Scale, Modeling, Contributions: Lessons from OpenCorporates

OpenCorporates has grown to include 90mio companies, some collected via the Turbot crowd-sourcing mechanism. Chris will share some lessons. Presented by Chris Taggart.

API: http://api.opencorporates.com/ All company registers: https://opencorporates.com/registers


OC has just hit 90 millions companies. It started with 3 million companies 4 years ago. Right now, it’s got several more jurisdictions (totalling several million more companies) going through our data quality checks at the moment, and think there’s an outside chance we may reach 100 million by the end of this year.

Focused on companies, organizations that the law treat as persons. Deal with the reality of the companies identities. It recently introduced advanced search in the website.

Sustainability

It works as a sustainability model because of the different publics that use OpenCorporates data. On the first hand, it’s widely used for journalists, anti-corruption investigators but also for law enforcement, banks, Governments and tax offices.

(From the 2014 Impact Report: “(On 2014) our roster of clients expanded considerably to include such well-known organisations as LinkedIn, the World Bank, Creditsafe, Bureau van Dijk, Avention (One-Source) and many more. We also found out that banks, global law firms and accountants were routinely using OpenCorporates in investigations, due diligence work and onboarding of clients”.

Modeling

We’ve been really crappy in UI and usability.
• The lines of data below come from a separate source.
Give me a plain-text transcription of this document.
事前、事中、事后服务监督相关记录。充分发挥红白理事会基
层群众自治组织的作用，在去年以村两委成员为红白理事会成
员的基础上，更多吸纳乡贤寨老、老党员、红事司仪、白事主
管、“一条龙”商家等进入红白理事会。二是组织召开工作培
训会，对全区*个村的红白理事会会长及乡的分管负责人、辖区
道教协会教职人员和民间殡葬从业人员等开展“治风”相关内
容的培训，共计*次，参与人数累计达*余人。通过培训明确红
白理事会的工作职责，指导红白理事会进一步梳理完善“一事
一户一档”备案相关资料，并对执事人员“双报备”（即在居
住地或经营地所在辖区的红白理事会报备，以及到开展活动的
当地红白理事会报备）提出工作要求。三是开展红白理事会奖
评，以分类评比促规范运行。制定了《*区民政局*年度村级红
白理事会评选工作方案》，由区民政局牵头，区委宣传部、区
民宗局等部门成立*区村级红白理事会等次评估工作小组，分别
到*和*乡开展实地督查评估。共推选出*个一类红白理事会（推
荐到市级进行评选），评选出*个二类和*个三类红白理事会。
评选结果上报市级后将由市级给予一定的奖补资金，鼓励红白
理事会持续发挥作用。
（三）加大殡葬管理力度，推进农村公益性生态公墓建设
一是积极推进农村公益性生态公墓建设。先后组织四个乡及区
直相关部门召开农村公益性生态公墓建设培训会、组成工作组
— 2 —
We noticed that we were deploying a lot of useful stuff but nothing the user could see, so we started doing 2 or 3 weekly hours meeting where we fixed visible problems for people.

Scalability

Big difficulty around this. How do we OCR those other companies documents? And we have this 90 million records. How do you search everything? Looking for leads, good quality leads. As for including more and more information, we have Turbot, a pipeline, shared with Open Data Institute. OC is not Open Source, we are worrying to make the data open, so that OC can be used as a source use OC. And we never pay for data. We only have what’s available publicly.


More on Turbot

Turbot is a tool that allows members of the open data community to write bots to harvest publicly-available corporate data, so that that data can be imported into the OpenCorporates database and made available as open data.

The Turbot workflow To write a bot and then to end up with the scraped data in the OpenCorporates database, you’ll have to go through the following steps:

  • Install the Turbot command line tool.
  • Identify a data source: There’s a list of data sets on our Missions page, and you can claim a mission there. Alternatively, if you have found a data source that you’d like to scrape, check that it meets our requirements for the kinds of data we scrape.
  • Write a bot: At the moment, you can write a bot in Ruby or Python.
  • Write a transformer for your data: In order for your scraped data to appear on pages on the OpenCorporates website, it needs to be transformed into a structure that the website can understand. This can be done easily by writing a transformer that takes the output of your bot and transforms each record.
  • Submit your bot for review.
  • Sit back and wait for your data to appear in OpenCorporates.